Nigel had been sent over to Dormans the first thing in the morning, to buy up all the papers he could. Several of them had a report of von Gleichroeder's concert, and most of these mentioned Nigel's performance favourably.

"Mr. Furlonger has undoubtedly a great deal to learn on the mechanical side of his art, but he has a wonderful force of temperament, which last night compensated in many ways for faulty technique. He even managed to work some emotional beauty into Scriabin's bundle of tricks, and one can imagine that in music which depended on the beautiful instead of on the bizarre for its appeal, he would have the chance, which was denied him last night, of a really fine performance. We do not say that Mr. Furlonger will ever be a master, but if he will avoid fashionable gymnastics and not despise such out-of-date considerations as beauty and harmony, he may become a temperamental violinist of the first order." All the critics, more or less, had a hit at the "advanced" type of music, and Nigel imagined von Gleichroeder's wrath.

Len insisted on having all the criticisms read to him, and a thrill of pride went through even Janey's numb breast. She had never tried to speak to Nigel alone, and he gave her no hint that he knew she was in trouble. But when his heart was not bursting with anxiety for Len, it brimmed with compassion for Janey. She might have been nursing her brother for weeks instead of hours to judge by her haggard face, white lips, and faded eyes. Her movements were listless, and her figure in rest had the droop of utter exhaustion.

She and Nigel divided the nursing between them. Len was never left alone. He had to be fed every two hours, and it generally took both of them to do it, as he was very perverse in the matter of meals, saying that the food choked him. In the afternoon he became a little delirious. He seemed to be trying to ask for things, and yet to be unable to say what he really meant, often saying something quite different. He was intensely pathetic in his weakness. This dulling, or rather disturbance, of his faculties seemed to distress him far more than his difficult breathing or the pain in his side. Now and then he would hold out his hands piteously to Nigel and Janey, and would lie for some time holding the hand of each, his brown eyes staring at them imploringly, as if they were fighting for the powers of speech which the tongue had lost—in the way that the eyes of animals often fight.

They tried to make him go to sleep, but he was always restless and awake. They read to him, talked to him and to each other, with no success. Outside, the day was dull, yet warm and steamy. Every now and then a shower would rustle noisily on the leaves, and after it passed there would be many drippings.

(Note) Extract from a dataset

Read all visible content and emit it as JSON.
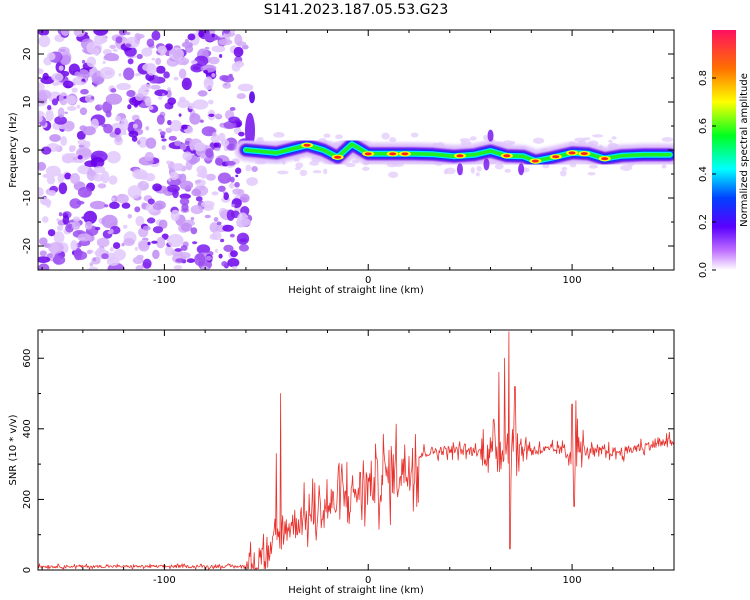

Nigel went out for an hour or two's work on the farm when evening fell. It seemed extraordinary that only some eighteen hours lay between him and the concert at the Bechstein Hall. That part of his life had been put aside—not for ever, perhaps, but none the less temporarily banished by a usurping present. Some day, no doubt, he would put on the last six months again, just as he would put on the dress clothes he had folded away, but now he wore corduroys and the last eighteen hours.

At six the doctor called again. He shook his head at the sight of Leonard.

"He must have a nurse," he said.

"Oh, no ... for heaven's sake!" groaned Len.

"Nigel and I can nurse him," said Janey.